The Santorini Archipelago in Pleiades

Mikro Kameni  and Caimeni are interesting cases as they no longer exist on the modern map. They are attested respectively by the naval survey of Thomas Graves of HMS Volgae (1851), and Caimeni was attested by Thomaso Porcacchi in 1620. Both formed elements of what are now the Kameini islands, but due to the fact that they have these distinct historical attestations, they are assigned URIs, with the time periods when they were known to exist according to the sources, even though they do not exist today.

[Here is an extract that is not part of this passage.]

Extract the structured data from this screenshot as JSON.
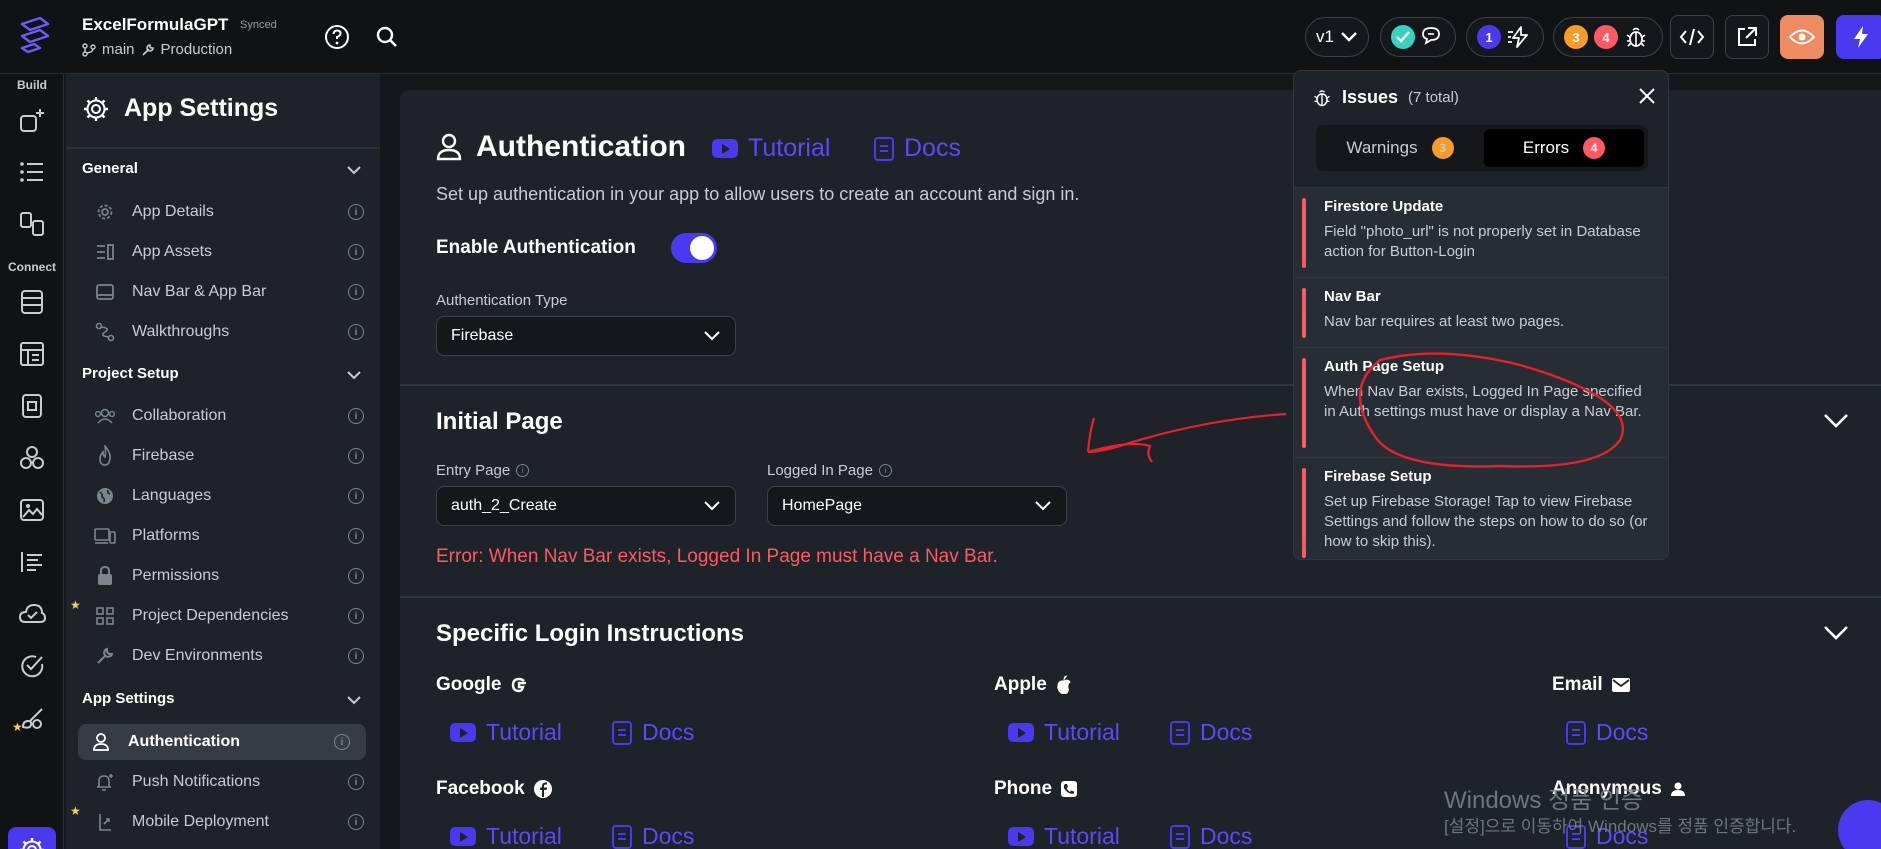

This speaks to a wider issue of digital gazetteers, and their role in the understanding of past landscapes. With the authority they imbue to place-names, gazetteers might, if developed without reference to the nuances of landscape changes over time, potentially risk implicitly enforcing the view, no longer widely accepted, that places are immutable holders of history and historic events; where, in the words of Tilley in A Phenomenology of Landscape: Places, Paths and Monuments (1994), ‘space is directly equivalent to, and separate from time, the second primary abstracted scale according to which societal change could be documented and ‘measured’.’ (p. 9). The evolution of islands due to volcanism show clearly the need for a critical framework that avoids such approaches to historical and archaeological spaces.